Tra i denari investiti nei paesi di coloro che non ne hanno fiducia, ci sono sempre dei denari di gente che ha sudato una vita per avere il minimo sufficiente alla sopravvivenza. Mentre questi “ricconi” straparlano e fanno evidentemente gli imbonitori ai fini di giustificare la loro presenza in ambiti fruttuosi. Ai danni della “povera gente”. E per povera gente intendo tutti coloro che devono assistere passivamente e inermi a questi sconci.
Delle due una!
O si effettua una politica seria contro i paradisi fiscali, senza badare agli interessi incrociati e al castello di carte costruito in determinate oasi finanziarie (anche europee). Oppure si consenta anche ai normali cittadini di investire all’estero senza penalizzarli se “pescati” con le mani nella marmellata.
La seconda è una teoria ovviamente utopica.
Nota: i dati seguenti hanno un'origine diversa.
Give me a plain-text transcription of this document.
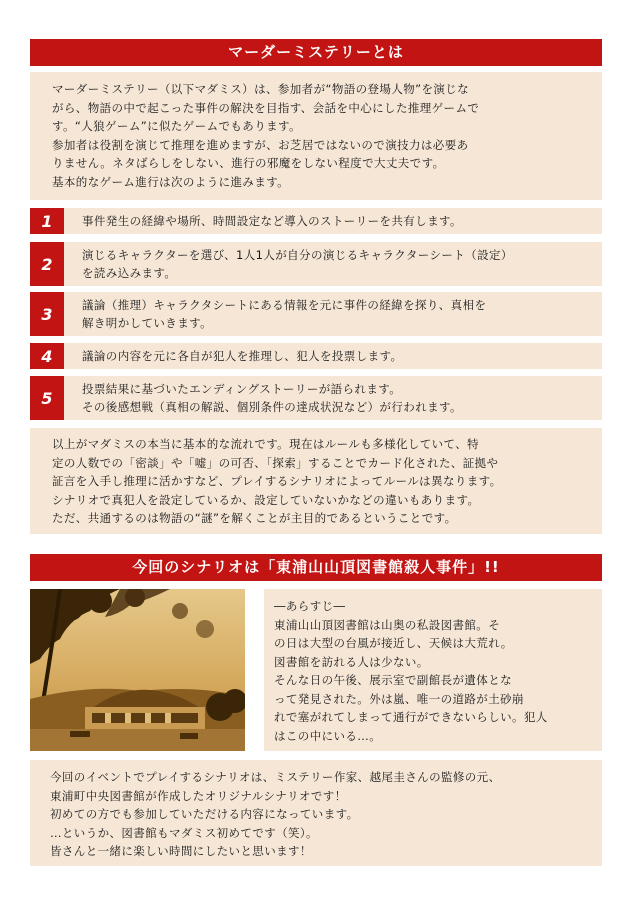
マーダーミステリーとは

マーダーミステリー（以下マダミス）は、参加者が“物語の登場人物”を演じな

がら、物語の中で起こった事件の解決を目指す、会話を中心にした推理ゲームで

す。“人狼ゲーム”に似たゲームでもあります。

参加者は役割を演じて推理を進めますが、お芝居ではないので演技力は必要あ

りません。ネタばらしをしない、進行の邪魔をしない程度で大丈夫です。

基本的なゲーム進行は次のように進みます。

1	事件発生の経緯や場所、時間設定など導入のストーリーを共有します。
2	演じるキャラクターを選び、1人1人が自分の演じるキャラクターシート（設定）
を読み込みます。
3	議論（推理）キャラクタシートにある情報を元に事件の経緯を探り、真相を
解き明かしていきます。
4	議論の内容を元に各自が犯人を推理し、犯人を投票します。
5	投票結果に基づいたエンディングストーリーが語られます。
その後感想戦（真相の解説、個別条件の達成状況など）が行われます。

以上がマダミスの本当に基本的な流れです。現在はルールも多様化していて、特

定の人数での「密談」や「嘘」の可否、「探索」することでカード化された、証拠や

証言を入手し推理に活かすなど、プレイするシナリオによってルールは異なります。

シナリオで真犯人を設定しているか、設定していないかなどの違いもあります。

ただ、共通するのは物語の“謎”を解くことが主目的であるということです。

今回のシナリオは「東浦山山頂図書館殺人事件」!!

―あらすじ―

東浦山山頂図書館は山奥の私設図書館。そ

の日は大型の台風が接近し、天候は大荒れ。

図書館を訪れる人は少ない。

そんな日の午後、展示室で副館長が遺体とな

って発見された。外は嵐、唯一の道路が土砂崩

れで塞がれてしまって通行ができないらしい。犯人

はこの中にいる…。

今回のイベントでプレイするシナリオは、ミステリー作家、越尾圭さんの監修の元、

東浦町中央図書館が作成したオリジナルシナリオです！

初めての方でも参加していただける内容になっています。

…というか、図書館もマダミス初めてです（笑）。

皆さんと一緒に楽しい時間にしたいと思います！
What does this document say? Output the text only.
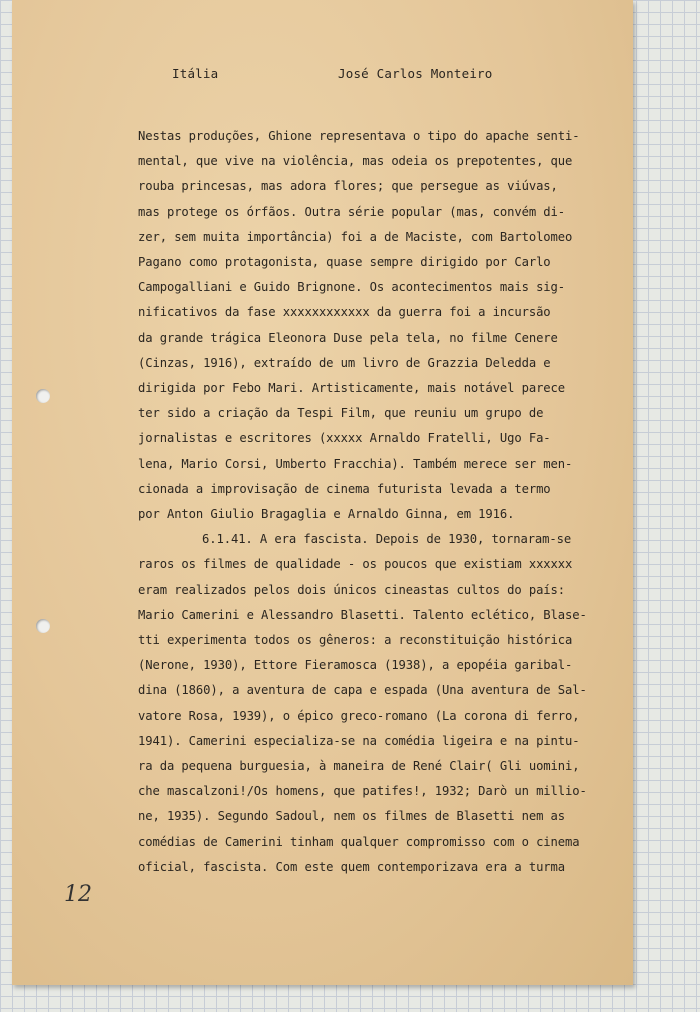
Itália	José Carlos Monteiro
Nestas produções, Ghione representava o tipo do apache senti-
mental, que vive na violência, mas odeia os prepotentes, que
rouba princesas, mas adora flores; que persegue as viúvas,
mas protege os órfãos. Outra série popular (mas, convém di-
zer, sem muita importância) foi a de Maciste, com Bartolomeo
Pagano como protagonista, quase sempre dirigido por Carlo
Campogalliani e Guido Brignone. Os acontecimentos mais sig-
nificativos da fase xxxxxxxxxxxx da guerra foi a incursão
da grande trágica Eleonora Duse pela tela, no filme Cenere
(Cinzas, 1916), extraído de um livro de Grazzia Deledda e
dirigida por Febo Mari. Artisticamente, mais notável parece
ter sido a criação da Tespi Film, que reuniu um grupo de
jornalistas e escritores (xxxxx Arnaldo Fratelli, Ugo Fa-
lena, Mario Corsi, Umberto Fracchia). Também merece ser men-
cionada a improvisação de cinema futurista levada a termo
por Anton Giulio Bragaglia e Arnaldo Ginna, em 1916.
6.1.41. A era fascista. Depois de 1930, tornaram-se
raros os filmes de qualidade - os poucos que existiam xxxxxx
eram realizados pelos dois únicos cineastas cultos do país:
Mario Camerini e Alessandro Blasetti. Talento eclético, Blase-
tti experimenta todos os gêneros: a reconstituição histórica
(Nerone, 1930), Ettore Fieramosca (1938), a epopéia garibal-
dina (1860), a aventura de capa e espada (Una aventura de Sal-
vatore Rosa, 1939), o épico greco-romano (La corona di ferro,
1941). Camerini especializa-se na comédia ligeira e na pintu-
ra da pequena burguesia, à maneira de René Clair( Gli uomini,
che mascalzoni!/Os homens, que patifes!, 1932; Darò un millio-
ne, 1935). Segundo Sadoul, nem os filmes de Blasetti nem as
comédias de Camerini tinham qualquer compromisso com o cinema
oficial, fascista. Com este quem contemporizava era a turma
12
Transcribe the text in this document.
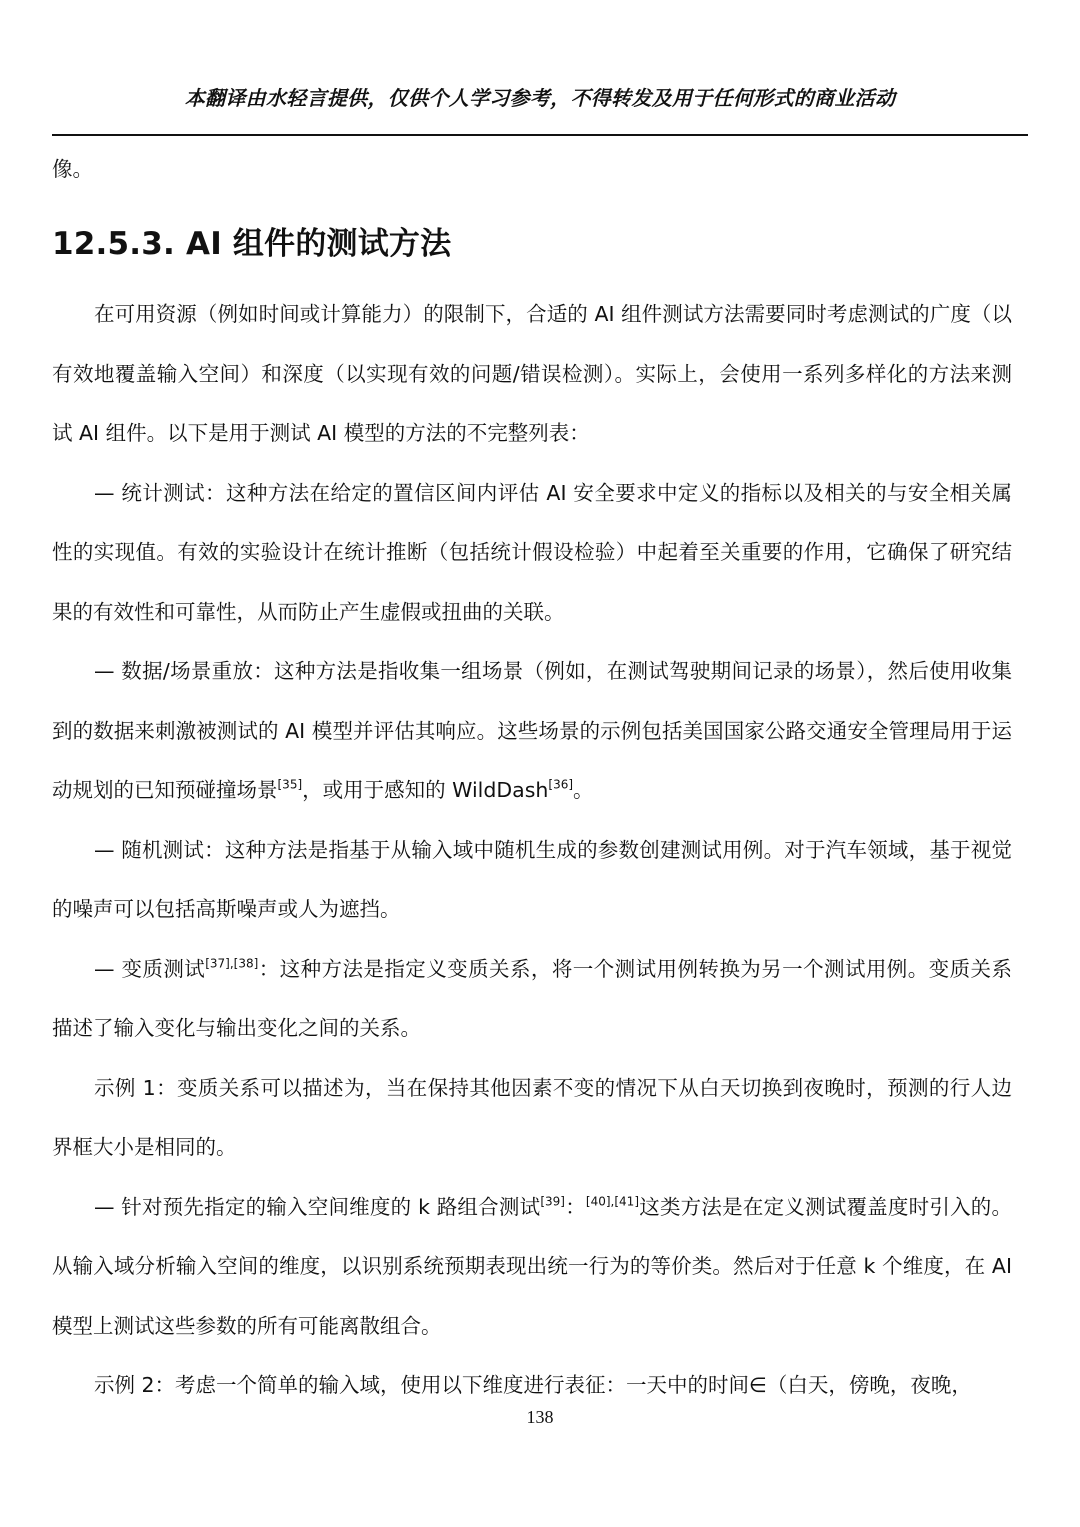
本翻译由水轻言提供，仅供个人学习参考，不得转发及用于任何形式的商业活动
像。
12.5.3. AI 组件的测试方法

在可用资源（例如时间或计算能力）的限制下，合适的 AI 组件测试方法需要同时考虑测试的广度（以有效地覆盖输入空间）和深度（以实现有效的问题/错误检测）。实际上，会使用一系列多样化的方法来测试 AI 组件。以下是用于测试 AI 模型的方法的不完整列表：

— 统计测试：这种方法在给定的置信区间内评估 AI 安全要求中定义的指标以及相关的与安全相关属性的实现值。有效的实验设计在统计推断（包括统计假设检验）中起着至关重要的作用，它确保了研究结果的有效性和可靠性，从而防止产生虚假或扭曲的关联。

— 数据/场景重放：这种方法是指收集一组场景（例如，在测试驾驶期间记录的场景），然后使用收集到的数据来刺激被测试的 AI 模型并评估其响应。这些场景的示例包括美国国家公路交通安全管理局用于运动规划的已知预碰撞场景[35]，或用于感知的 WildDash[36]。

— 随机测试：这种方法是指基于从输入域中随机生成的参数创建测试用例。对于汽车领域，基于视觉的噪声可以包括高斯噪声或人为遮挡。

— 变质测试[37],[38]：这种方法是指定义变质关系，将一个测试用例转换为另一个测试用例。变质关系描述了输入变化与输出变化之间的关系。

示例 1：变质关系可以描述为，当在保持其他因素不变的情况下从白天切换到夜晚时，预测的行人边界框大小是相同的。

— 针对预先指定的输入空间维度的 k 路组合测试[39]：[40],[41]这类方法是在定义测试覆盖度时引入的。从输入域分析输入空间的维度，以识别系统预期表现出统一行为的等价类。然后对于任意 k 个维度，在 AI 模型上测试这些参数的所有可能离散组合。

示例 2：考虑一个简单的输入域，使用以下维度进行表征：一天中的时间∈（白天，傍晚，夜晚，

138
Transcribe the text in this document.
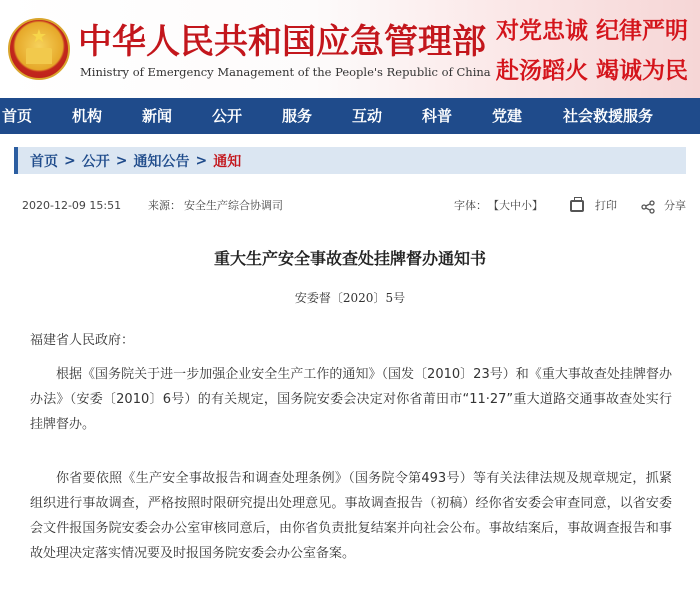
★ 中华人民共和国应急管理部
Ministry of Emergency Management of the People's Republic of China
对党忠诚 纪律严明
赴汤蹈火 竭诚为民
首页	机构	新闻	公开	服务	互动	科普	党建	社会救援服务
首页 > 公开 > 通知公告 > 通知
2020-12-09 15:51 来源： 安全生产综合协调司	字体： 【大中小】	打印	分享
重大生产安全事故查处挂牌督办通知书
安委督〔2020〕5号
福建省人民政府：

根据《国务院关于进一步加强企业安全生产工作的通知》（国发〔2010〕23号）和《重大事故查处挂牌督办办法》（安委〔2010〕6号）的有关规定，国务院安委会决定对你省莆田市“11·27”重大道路交通事故查处实行挂牌督办。

你省要依照《生产安全事故报告和调查处理条例》（国务院令第493号）等有关法律法规及规章规定，抓紧组织进行事故调查，严格按照时限研究提出处理意见。事故调查报告（初稿）经你省安委会审查同意，以省安委会文件报国务院安委会办公室审核同意后，由你省负责批复结案并向社会公布。事故结案后，事故调查报告和事故处理决定落实情况要及时报国务院安委会办公室备案。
Perché ridurrebbe a zero la potenzialità economica di ogni Stato. Anche perché non si è mai pensata una cosa che dovrebbe essere sacrosanta: una volta pagate le tasse, con i denari residui dovrebbe essere concesso farne un po’ ciò che si vuole.
L’attuale sistema prevede invece, evidentemente, tassazioni su tassazioni. Prelevando sui redditi, e poi ancora su quanto frutta il residuo. Nessuno denuncia questa stortura. Ed il motivo è molto semplice: ai potenti non interessa questa ingiustizia, perché loro, portando i soldi nei paradisi fiscali, non vengono colpiti.